舒舒服服按完全身经络,Lily点了盏精油灯供塌上冥想的两位休息,接着与同事轻声掩门出了spa室。
“栖栖,杨靖安这阵子有点反常哎。”
冥想里放空的人冷不丁听到师姐口里的话,繁复思绪忽然之间挤入空空如也的大脑,不经意地搭了一嘴,“他又怎么了?”
“听唐棹的意思,好像是病了一场后到今天还没好透,什么活动场合也不参加。”
那日的人看样子不是都快好了吗?疑惑不已的孟以栖不晓得他又在折腾什么幺蛾子,口气不佳,“病了合该老老实实在家待着。”
“那你这是知道他病了?”李雨霏语夹笑意问沉默的人,也同她讲述自己的所见所闻,“不过他倒没那么老实,生病了也喝酒抽烟,完全不在乎身体。就昨晚我和唐棹吃完饭顺路去他住处送东西,然后在他别墅里坐了会,家里倒是挺干净利索,就是没什么生活气息,桌上的烟灰盘里都是烟头,还摆了好几个空洋酒瓶子呢。”
孟以栖不见同情的口吻道:“他那么作践自己,病能好的了才怪。”
李雨霏深有同感地应声,“是啊,明明说话声还嘶哑得要命,也不吃药也不打针,硬抗怎么能抗住呢?而且听唐棹讲,他小时候就体弱多病,是后来花功夫调理好的身体,依我说,他再这样作死下去,很可能体质就不复从前了。”
本来心如磐石的人一听本能地心软了,可也很快意识到师姐的别有用心,“师姐,你和我说这些做什么?”
spa室关了灯,唯有一盏烛火摇曳,光辉映着李雨霏偏过头来的侧脸,气息里的话有了几分恳切,“栖栖,我老实与你交代了吧,唐棹叫我劝你去看看杨靖安,我也和他说这不是劝就能撮合来的事情。但不管你跟他之间有多少纠葛还没理清,到底站在家人角度上你也是他的姨妈不是?所以,我可以跟你不添油加醋描述我看到的一切,但我不会逼着你去做违背自己的决定。”
再叁冷静下来的人脱口而出的话也冰冷无疑,“身体好坏终究是个人的事,他是死是活也跟我没关系。”
有人嚼出了其他意味,“杨靖安忍你生气了?否则一向宽以待人心地善良的小师妹怎会如此的凉薄?”
“他爱糟践自己糟践自己好了。”孟以栖心里发誓,她绝不会同情有的人一丝一毫,最好是叫他尝够病中寝食难安的滋味。
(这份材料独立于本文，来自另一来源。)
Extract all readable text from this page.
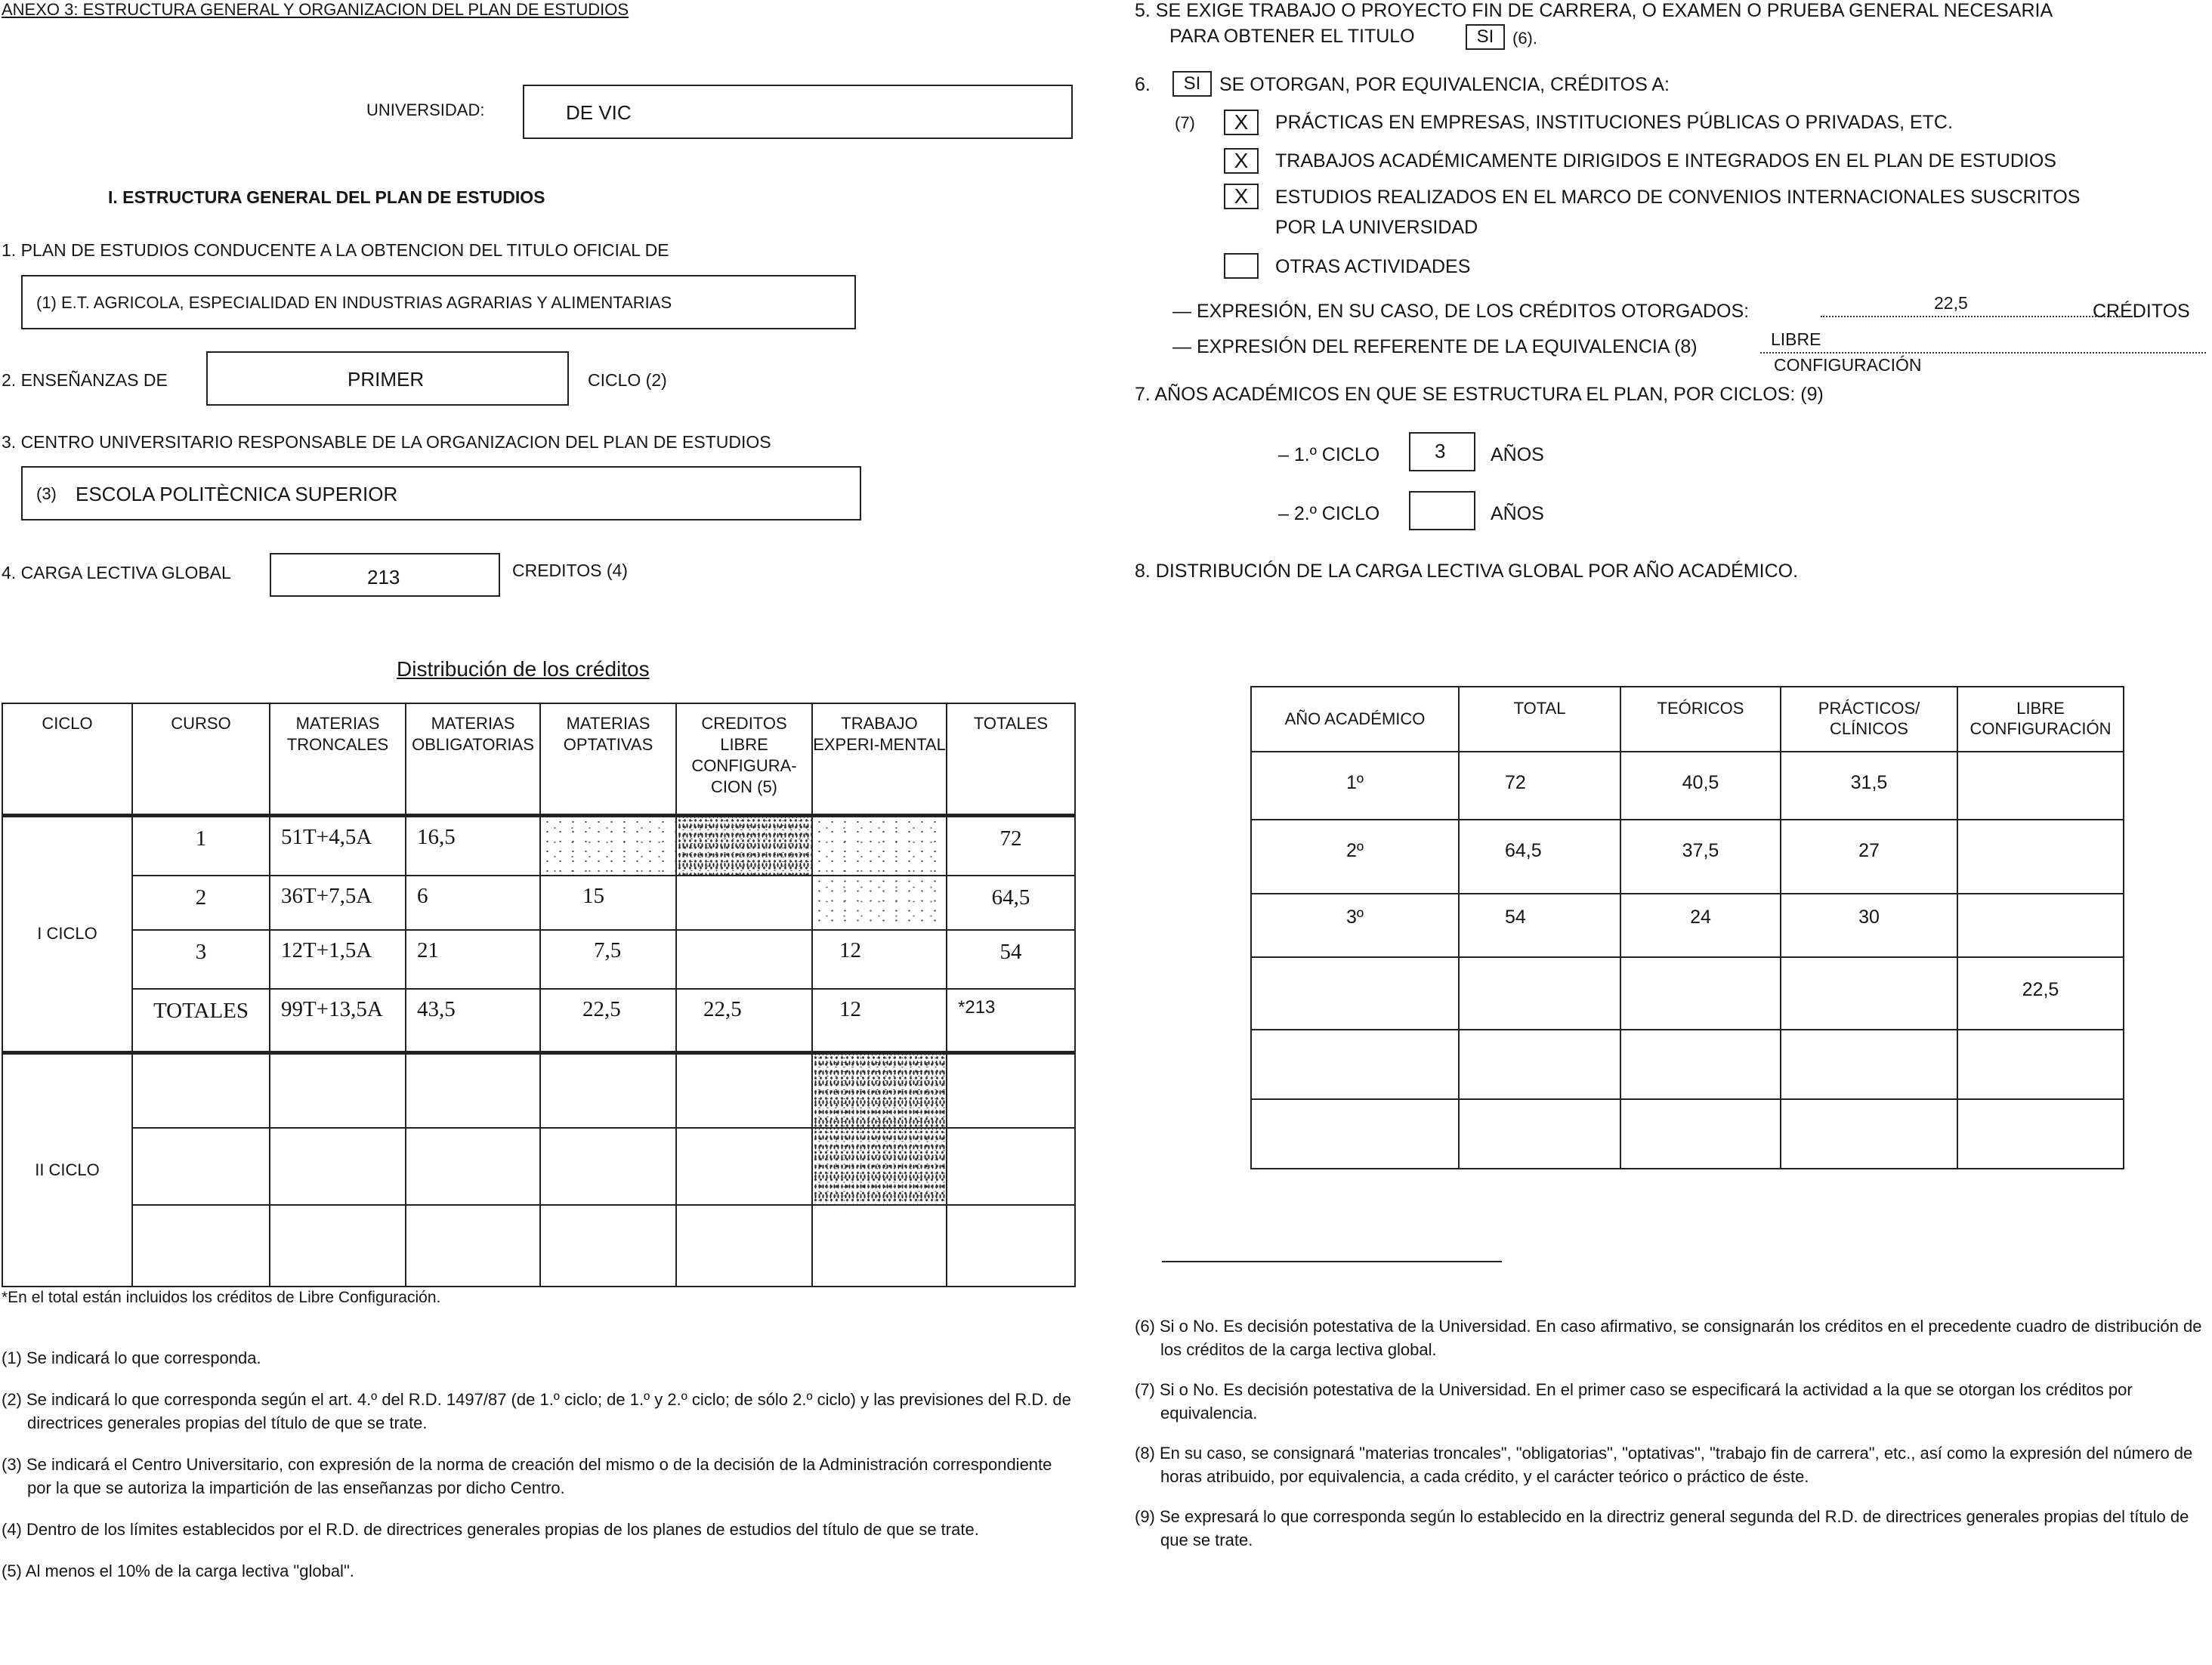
ANEXO 3: ESTRUCTURA GENERAL Y ORGANIZACION DEL PLAN DE ESTUDIOS
UNIVERSIDAD:	DE VIC
I. ESTRUCTURA GENERAL DEL PLAN DE ESTUDIOS
1. PLAN DE ESTUDIOS CONDUCENTE A LA OBTENCION DEL TITULO OFICIAL DE
(1) E.T. AGRICOLA, ESPECIALIDAD EN INDUSTRIAS AGRARIAS Y ALIMENTARIAS
2. ENSEÑANZAS DE	PRIMER	CICLO (2)
3. CENTRO UNIVERSITARIO RESPONSABLE DE LA ORGANIZACION DEL PLAN DE ESTUDIOS
(3) ESCOLA POLITÈCNICA SUPERIOR
4. CARGA LECTIVA GLOBAL	213	CREDITOS (4)
Distribución de los créditos
CICLO	CURSO	MATERIAS TRONCALES	MATERIAS OBLIGATORIAS	MATERIAS OPTATIVAS	CREDITOS LIBRE CONFIGURA-CION (5)	TRABAJO EXPERI-MENTAL	TOTALES
I CICLO	1	51T+4,5A	16,5				72
	2	36T+7,5A	6	15			64,5
	3	12T+1,5A	21	7,5		12	54
	TOTALES	99T+13,5A	43,5	22,5	22,5	12	*213
II CICLO							

*En el total están incluidos los créditos de Libre Configuración.
(1) Se indicará lo que corresponda.
(2) Se indicará lo que corresponda según el art. 4.º del R.D. 1497/87 (de 1.º ciclo; de 1.º y 2.º ciclo; de sólo 2.º ciclo) y las previsiones del R.D. de directrices generales propias del título de que se trate.
(3) Se indicará el Centro Universitario, con expresión de la norma de creación del mismo o de la decisión de la Administración correspondiente por la que se autoriza la impartición de las enseñanzas por dicho Centro.
(4) Dentro de los límites establecidos por el R.D. de directrices generales propias de los planes de estudios del título de que se trate.
(5) Al menos el 10% de la carga lectiva "global".
5. SE EXIGE TRABAJO O PROYECTO FIN DE CARRERA, O EXAMEN O PRUEBA GENERAL NECESARIA
PARA OBTENER EL TITULO	SI	(6).
6.	SI SE OTORGAN, POR EQUIVALENCIA, CRÉDITOS A:
(7)	X	PRÁCTICAS EN EMPRESAS, INSTITUCIONES PÚBLICAS O PRIVADAS, ETC.
X	TRABAJOS ACADÉMICAMENTE DIRIGIDOS E INTEGRADOS EN EL PLAN DE ESTUDIOS
X	ESTUDIOS REALIZADOS EN EL MARCO DE CONVENIOS INTERNACIONALES SUSCRITOS
POR LA UNIVERSIDAD
OTRAS ACTIVIDADES
— EXPRESIÓN, EN SU CASO, DE LOS CRÉDITOS OTORGADOS:	22,5	CRÉDITOS
— EXPRESIÓN DEL REFERENTE DE LA EQUIVALENCIA (8)	LIBRE
CONFIGURACIÓN
7. AÑOS ACADÉMICOS EN QUE SE ESTRUCTURA EL PLAN, POR CICLOS: (9)
– 1.º CICLO	3 AÑOS
– 2.º CICLO	AÑOS
8. DISTRIBUCIÓN DE LA CARGA LECTIVA GLOBAL POR AÑO ACADÉMICO.
AÑO ACADÉMICO	TOTAL	TEÓRICOS	PRÁCTICOS/ CLÍNICOS	LIBRE CONFIGURACIÓN
1º	72	40,5	31,5	
2º	64,5	37,5	27	
3º	54	24	30	
				22,5

(6) Si o No. Es decisión potestativa de la Universidad. En caso afirmativo, se consignarán los créditos en el precedente cuadro de distribución de los créditos de la carga lectiva global.
(7) Si o No. Es decisión potestativa de la Universidad. En el primer caso se especificará la actividad a la que se otorgan los créditos por equivalencia.
(8) En su caso, se consignará "materias troncales", "obligatorias", "optativas", "trabajo fin de carrera", etc., así como la expresión del número de horas atribuido, por equivalencia, a cada crédito, y el carácter teórico o práctico de éste.
(9) Se expresará lo que corresponda según lo establecido en la directriz general segunda del R.D. de directrices generales propias del título de que se trate.
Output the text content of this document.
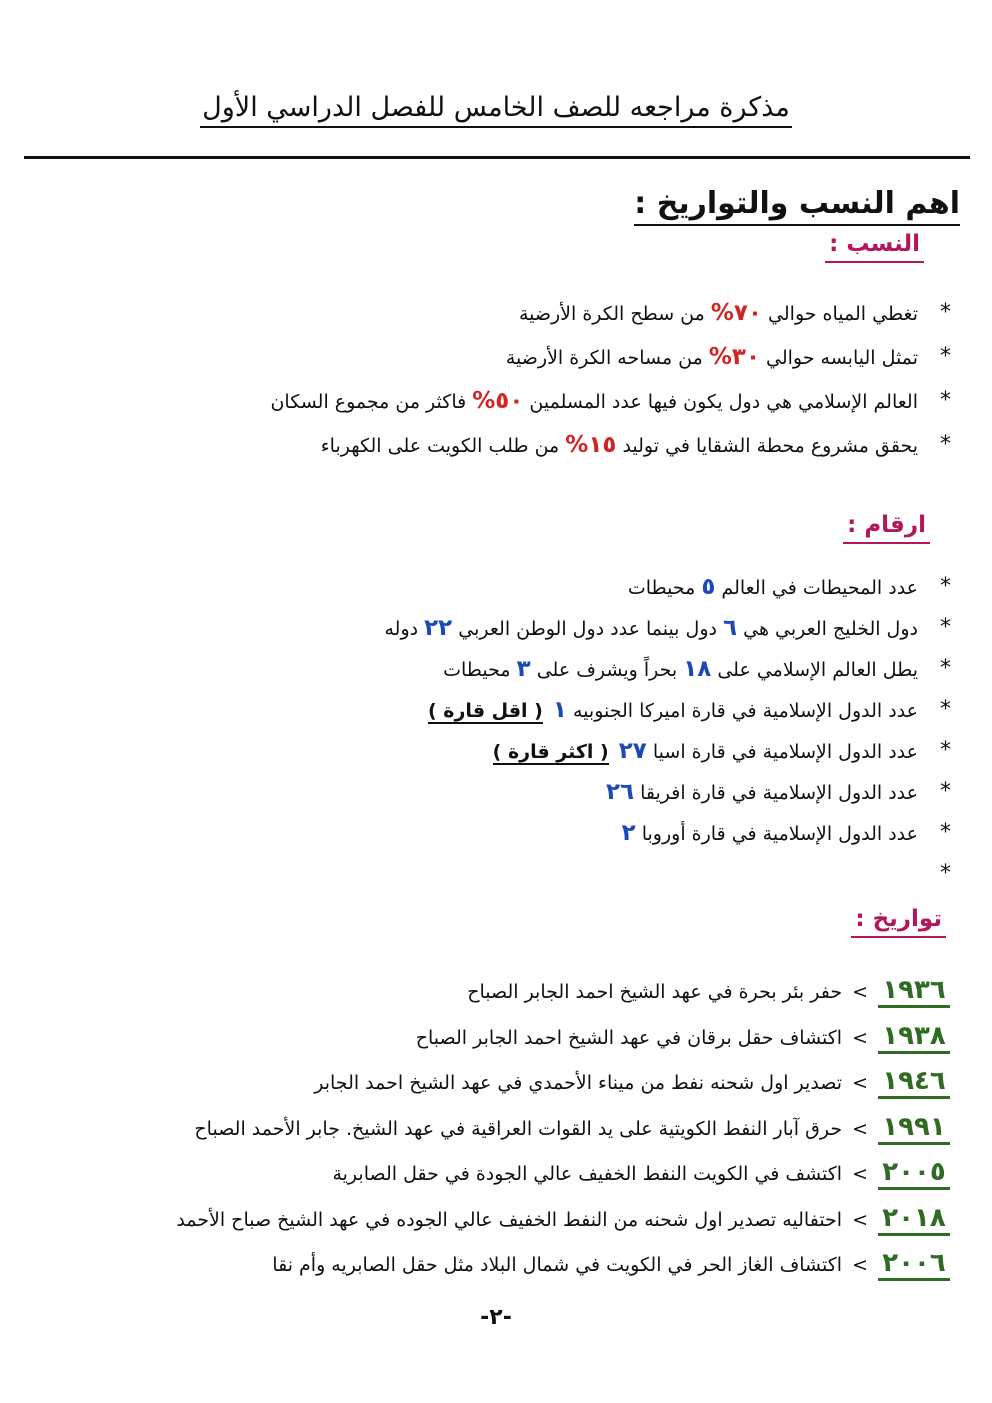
مذكرة مراجعه للصف الخامس للفصل الدراسي الأول
اهم النسب والتواريخ :
النسب :
*
تغطي المياه حوالي ٧٠% من سطح الكرة الأرضية
*
تمثل اليابسه حوالي ٣٠% من مساحه الكرة الأرضية
*
العالم الإسلامي هي دول يكون فيها عدد المسلمين ٥٠% فاكثر من مجموع السكان
*
يحقق مشروع محطة الشقايا في توليد ١٥% من طلب الكويت على الكهرباء
ارقام :
*
عدد المحيطات في العالم ٥ محيطات
*
دول الخليج العربي هي ٦ دول بينما عدد دول الوطن العربي ٢٢ دوله
*
يطل العالم الإسلامي على ١٨ بحراً ويشرف على ٣ محيطات
*
عدد الدول الإسلامية في قارة اميركا الجنوبيه ١ ( اقل قارة )
*
عدد الدول الإسلامية في قارة اسيا ٢٧ ( اكثر قارة )
*
عدد الدول الإسلامية في قارة افريقا ٢٦
*
عدد الدول الإسلامية في قارة أوروبا ٢
*
تواريخ :
١٩٣٦>حفر بئر بحرة في عهد الشيخ احمد الجابر الصباح
١٩٣٨>اكتشاف حقل برقان في عهد الشيخ احمد الجابر الصباح
١٩٤٦>تصدير اول شحنه نفط من ميناء الأحمدي في عهد الشيخ احمد الجابر
١٩٩١>حرق آبار النفط الكويتية على يد القوات العراقية في عهد الشيخ. جابر الأحمد الصباح
٢٠٠٥>اكتشف في الكويت النفط الخفيف عالي الجودة في حقل الصابرية
٢٠١٨>احتفاليه تصدير اول شحنه من النفط الخفيف عالي الجوده في عهد الشيخ صباح الأحمد
٢٠٠٦>اكتشاف الغاز الحر في الكويت في شمال البلاد مثل حقل الصابريه وأم نقا
-٢-
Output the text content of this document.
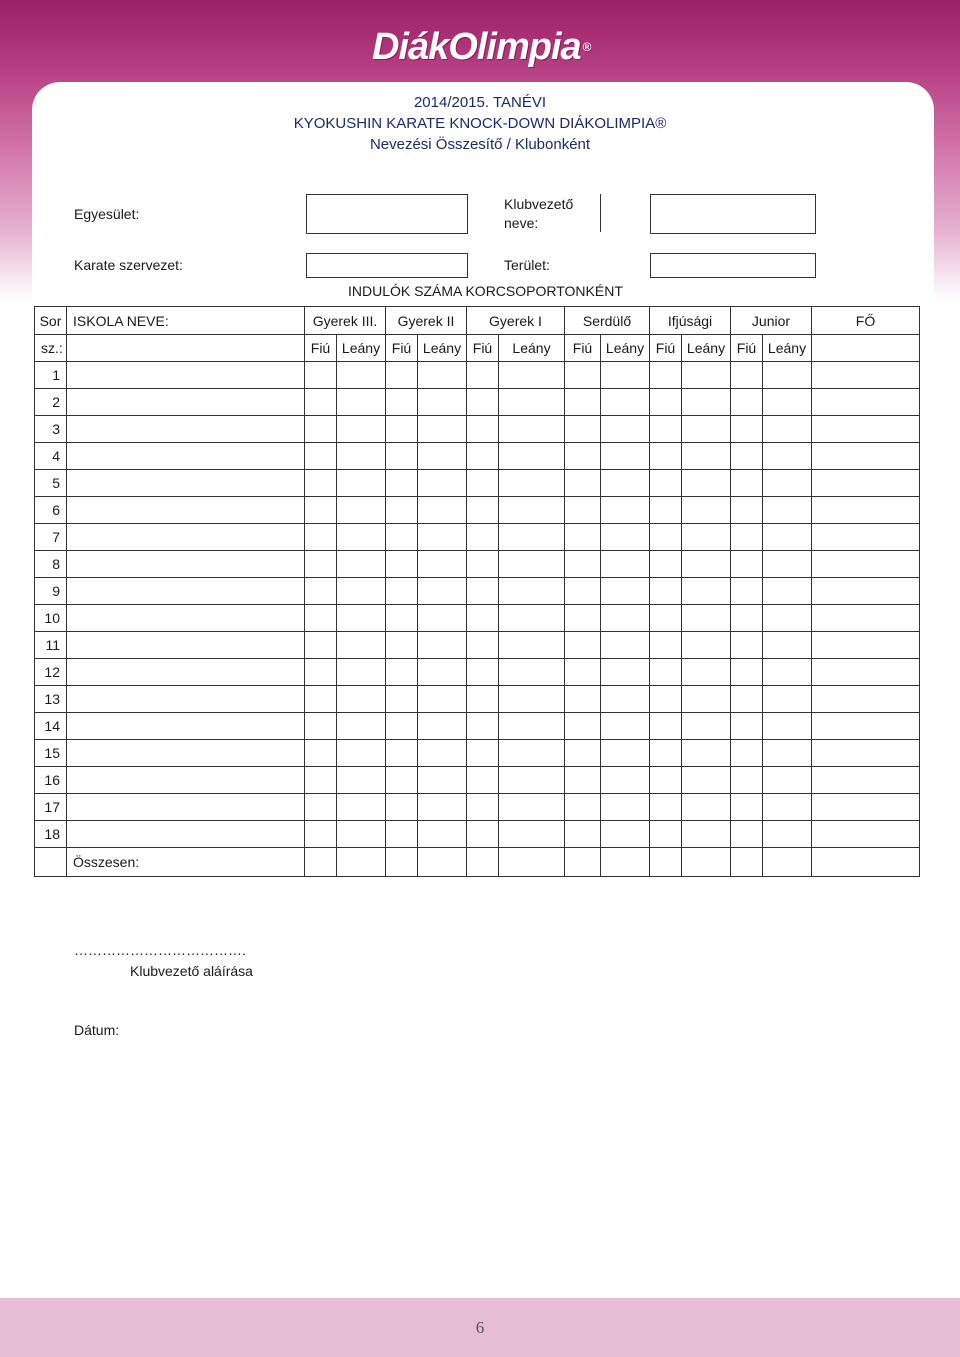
DiákOlimpia ®
2014/2015. TANÉVI
KYOKUSHIN KARATE KNOCK-DOWN DIÁKOLIMPIA®
Nevezési Összesítő / Klubonként
Egyesület:
Klubvezető
neve:
Karate szervezet:	Terület:
INDULÓK SZÁMA KORCSOPORTONKÉNT
Sor	ISKOLA NEVE:	Gyerek III.		Gyerek II		Gyerek I		Serdülő		Ifjúsági		Junior		FŐ
sz.:		Fiú	Leány	Fiú	Leány	Fiú	Leány	Fiú	Leány	Fiú	Leány	Fiú	Leány	
1														
2														
3														
4														
5														
6														
7														
8														
9														
10														
11														
12														
13														
14														
15														
16														
17														
18														
	Összesen:													
……………………………….
Klubvezető aláírása
Dátum:
6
断定他们之间一定恩怨不小的李雨霏适时掐了这个话题,没过一会,Lily进来提醒她们时间到了,两人这才起身更衣离开。
香氛扑鼻的廊道里,李雨霏打头走在前面,孟以栖背包跟在师姐身后,老远瞧见有个矮不叮咚的身影正从对面晃过来。
怀里捧着泡泡机的小女孩蹦蹦跳跳地朝孟以栖跑来,“孟姐姐!”
“这是谁家孩子?”诧异的李雨霏回过头来问孟以栖,也多看了几眼五官夺目的小女孩。
“顾客的小孩。”孟以栖矮身与余忆桉打招呼,“又一个人在这里玩呢?”
余忆桉乖巧点头,“是啊,妈妈在屋里做spa,我嫌无聊溜了出来。孟姐姐,你和我玩泡泡机好吗?”
“桉桉玩吧,姐姐马上就要走了。”
兴奋的孩子初听孟姐姐要走的消息,顷刻之间失了原有的兴奋之色,依依不舍退到一边张望着她,“那好吧。孟姐姐,你路上小心,我们下次再见好了。”
一向心软的人目睹此时的画面竟无端生出怜爱之心,心里想,谁会舍得丢下这么可爱又懂事的孩子呢?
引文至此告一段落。